Hacks catch WordPress site owners by surprise since they are carried out discreetly to exploit websites’ resources. The Pharma hack makes use of your website’s search rankings. Do you know how to get rid of it?

Over the past couple of weeks, we’ve been covering some of the ill-effects of being hacked, and how to recognise a hack. In that progression, one of the most discreet ways hackers use your site, is via Black Hat SEO techniques.  Black HAT SEO hacks make use of the legitimate links and content on your site, so cleaning them up requires expertise, and time.

What is Black Hat SEO?

In short, Black Hat SEO (also known as ‘spamdexing’) is an exploit of a vulnerability on your website where attackers target your highest-ranking pages. Hackers perform this bad SEO practice so their websites gain easy traction from your website’s search engine ranking.

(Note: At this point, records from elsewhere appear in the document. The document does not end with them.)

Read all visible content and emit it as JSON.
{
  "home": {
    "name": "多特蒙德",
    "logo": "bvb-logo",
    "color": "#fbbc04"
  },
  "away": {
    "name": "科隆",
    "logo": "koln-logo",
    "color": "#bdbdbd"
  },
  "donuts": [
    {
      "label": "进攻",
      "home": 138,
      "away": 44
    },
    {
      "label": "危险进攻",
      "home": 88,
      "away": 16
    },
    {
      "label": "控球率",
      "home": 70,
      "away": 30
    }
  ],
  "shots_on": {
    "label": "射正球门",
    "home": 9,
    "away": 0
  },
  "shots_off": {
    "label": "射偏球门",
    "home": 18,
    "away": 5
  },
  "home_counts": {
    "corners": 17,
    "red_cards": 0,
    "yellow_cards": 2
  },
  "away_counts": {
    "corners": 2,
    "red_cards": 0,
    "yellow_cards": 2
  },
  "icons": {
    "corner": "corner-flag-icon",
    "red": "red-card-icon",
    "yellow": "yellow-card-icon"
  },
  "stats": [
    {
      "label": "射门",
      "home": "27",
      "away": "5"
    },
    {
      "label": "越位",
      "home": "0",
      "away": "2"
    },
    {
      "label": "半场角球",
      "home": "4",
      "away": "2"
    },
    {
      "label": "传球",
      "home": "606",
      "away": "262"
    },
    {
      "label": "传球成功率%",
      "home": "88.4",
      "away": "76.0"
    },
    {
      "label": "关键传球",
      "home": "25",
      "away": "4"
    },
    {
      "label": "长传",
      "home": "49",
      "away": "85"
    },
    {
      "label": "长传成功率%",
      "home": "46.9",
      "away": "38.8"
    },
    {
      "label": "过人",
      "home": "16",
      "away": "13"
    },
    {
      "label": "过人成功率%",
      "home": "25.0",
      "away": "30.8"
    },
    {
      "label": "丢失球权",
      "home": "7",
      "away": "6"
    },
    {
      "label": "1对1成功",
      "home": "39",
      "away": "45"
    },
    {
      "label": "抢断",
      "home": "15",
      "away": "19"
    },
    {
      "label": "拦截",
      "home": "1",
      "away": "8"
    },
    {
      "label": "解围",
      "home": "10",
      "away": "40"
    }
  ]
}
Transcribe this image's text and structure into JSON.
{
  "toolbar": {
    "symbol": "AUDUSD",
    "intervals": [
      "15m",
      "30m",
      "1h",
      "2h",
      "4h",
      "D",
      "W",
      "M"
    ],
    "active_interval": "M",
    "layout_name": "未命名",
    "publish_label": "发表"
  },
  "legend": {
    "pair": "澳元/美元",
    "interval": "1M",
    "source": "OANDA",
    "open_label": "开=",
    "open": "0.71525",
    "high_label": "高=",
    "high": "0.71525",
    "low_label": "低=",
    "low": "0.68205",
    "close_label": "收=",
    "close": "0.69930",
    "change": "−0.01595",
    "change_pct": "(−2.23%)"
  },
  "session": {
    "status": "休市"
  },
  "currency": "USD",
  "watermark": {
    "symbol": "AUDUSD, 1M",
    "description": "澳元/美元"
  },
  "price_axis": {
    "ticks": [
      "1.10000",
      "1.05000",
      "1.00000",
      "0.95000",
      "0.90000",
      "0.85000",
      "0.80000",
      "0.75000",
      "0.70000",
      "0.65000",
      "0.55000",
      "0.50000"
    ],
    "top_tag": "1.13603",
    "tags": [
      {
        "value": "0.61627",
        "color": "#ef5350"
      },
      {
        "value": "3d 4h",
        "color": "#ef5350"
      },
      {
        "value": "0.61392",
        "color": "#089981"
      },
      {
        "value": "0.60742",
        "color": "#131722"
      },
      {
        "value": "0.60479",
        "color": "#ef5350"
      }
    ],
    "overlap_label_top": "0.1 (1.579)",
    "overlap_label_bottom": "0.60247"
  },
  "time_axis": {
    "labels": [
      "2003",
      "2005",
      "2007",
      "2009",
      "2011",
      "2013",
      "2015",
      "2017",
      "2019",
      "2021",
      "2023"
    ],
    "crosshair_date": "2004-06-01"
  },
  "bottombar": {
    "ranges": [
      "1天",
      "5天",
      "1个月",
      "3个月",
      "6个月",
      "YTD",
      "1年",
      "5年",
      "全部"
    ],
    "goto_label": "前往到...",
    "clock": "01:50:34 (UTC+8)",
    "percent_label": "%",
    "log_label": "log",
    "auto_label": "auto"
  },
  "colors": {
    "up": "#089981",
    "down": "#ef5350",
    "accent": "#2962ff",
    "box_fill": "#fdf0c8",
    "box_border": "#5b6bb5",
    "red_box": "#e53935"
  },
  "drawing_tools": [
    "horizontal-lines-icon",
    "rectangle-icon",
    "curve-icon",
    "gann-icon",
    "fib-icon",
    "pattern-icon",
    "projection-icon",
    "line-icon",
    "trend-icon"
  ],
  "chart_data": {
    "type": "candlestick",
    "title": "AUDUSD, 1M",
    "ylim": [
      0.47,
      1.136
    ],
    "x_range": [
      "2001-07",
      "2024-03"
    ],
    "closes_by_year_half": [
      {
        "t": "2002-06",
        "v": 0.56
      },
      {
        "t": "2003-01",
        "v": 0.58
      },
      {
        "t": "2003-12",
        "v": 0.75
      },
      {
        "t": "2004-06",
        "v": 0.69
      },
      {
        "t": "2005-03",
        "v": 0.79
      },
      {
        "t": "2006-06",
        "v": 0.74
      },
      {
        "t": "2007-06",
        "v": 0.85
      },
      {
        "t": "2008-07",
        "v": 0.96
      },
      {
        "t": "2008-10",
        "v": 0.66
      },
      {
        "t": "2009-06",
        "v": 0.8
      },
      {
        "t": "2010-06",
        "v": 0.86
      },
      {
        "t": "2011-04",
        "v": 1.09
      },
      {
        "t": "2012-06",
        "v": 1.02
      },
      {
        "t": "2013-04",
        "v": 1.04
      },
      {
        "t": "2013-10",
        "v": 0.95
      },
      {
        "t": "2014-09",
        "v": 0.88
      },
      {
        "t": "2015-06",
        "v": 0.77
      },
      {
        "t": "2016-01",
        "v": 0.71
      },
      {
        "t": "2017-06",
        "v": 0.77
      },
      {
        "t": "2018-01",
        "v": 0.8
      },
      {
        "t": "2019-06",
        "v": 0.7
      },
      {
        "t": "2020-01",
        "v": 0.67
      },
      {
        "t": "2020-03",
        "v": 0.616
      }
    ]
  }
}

Attackers first identify the high-ranking pages on your website. They then insert their links into those pages, and hence hijack these rankings to affect their websites. The malicious content isn’t seen on the front-end of the affected websites, but is visible to search engines.

However, in the long run, this poisons your site’s ranking.

Not only does your website rank lower… since these methods go against search engine guidelines, there is a high possibility of your website getting blacklisted too. This doesn’t matter to the hackers because they’re looking for a quick way to boost their website ranking instead of putting in the hard work for it. Once your website has been blacklisted, they’ll perform the same SEO hack on another website to maintain their ranking.

One of the most well-known ways Black Hat SEO affects WordPress sites, is via an exploit called the Pharma Hack.

What is the WordPress Pharma Hack?

The WordPress Pharma hack is an exploit of a website’s vulnerabilities to display pharmaceutical products along with the actual site’s pages or products on the search page. Since this is an exploit that uses Black Hat SEO, these pharmaceutical products don’t display on or affect the actual pages of the website. Instead, the website ranks lower on search engines’ results.

Why does it take so long to detect?

When we say that the spam links and content isn’t visible to users, we mean that it only shows up when someone looks for the site on Google. The description beneath the link to the website will show something related to the pharmaceutical products from the hacker’s site.

Even if you (the admin) of the site look through the HTML source code, you won’t find the spam links or content.

This is because the malicious content is disguised and placed in your WordPress blog’s plugin folders, and in your database.

Since the exploit only affects the highest ranking pages and not all the pages on the site, it becomes more difficult to find.

How does it work?

Most of the time, hack files (malicious code) is encoded, or named to look like legitimate WordPress files. For example, if the Akismet plugin has hack files, they could be named “akismet.cache.php” instead of “akismet.gif”, “akismet.php” or “readme.txt” (which are the only three files that an uninfected Akismet folder has). Similarly, any file outside of the default files available with your original WordPress plugin install should be looked at closely, since they could be hack files.

With the WordPress Pharma hack though, the hack files are encoded (sometimes backwards), and are injected into the plugins folder.

The malicious code pings Google with requests for the list of highest ranking pages on your website. It then stores this information in its database, and targets them when it runs.

How to clean up the WordPress Pharma Hack

1. Go through your plugins folder using your FTP client.
2. Make sure your viewing options are set to show hidden files.
3. Check directories of every active plugin on your website.
4. Look for files that have encoded names.
5. Once you find the hack files, it is important that you delete them. This will get rid of the symptoms of the hack. However, you will have to remove the malicious files in your database too in order to get rid of the hack from the root.
6. Before you tamper with any database file, it is recommended that you backup your WordPress site so that any change you make to your site isn’t permanent. This way, even if you make a fatal mistake, you can rollback changes and go back to a working version of your site.
7. Deleting the rogue functions in your WordPress database will need some technical expertise: you will have to access phpMyAdmin, and delete the database entries that contain malicious code. If this step is not done, the consequences of the hack will still prevail.
   The easier option to manually looking for and deleting presumed hack files, would obviously be to use an intelligent hack scanner and cleaner that doesn’t raise false alarms, and yet doesn’t miss malicious code.

Black Hat SEO hacks, and other SEO spam is difficult to remove from your site. What’s worse is that if you get blacklisted by search engines like Google for it, requesting for a review, and getting reviewed for this kind of exploit takes the longest time to process, out of all the types of hack review requests. This is why time is of the essence in attacks like the WordPress Pharma Hack.
Efficient hack scanning and cleaning systems that require technical assistance, take up to 12 hours to clean up malicious code, but the question is whether you can afford that time. This is why it’s important to use an efficient, automated malware scanner and hack cleaner.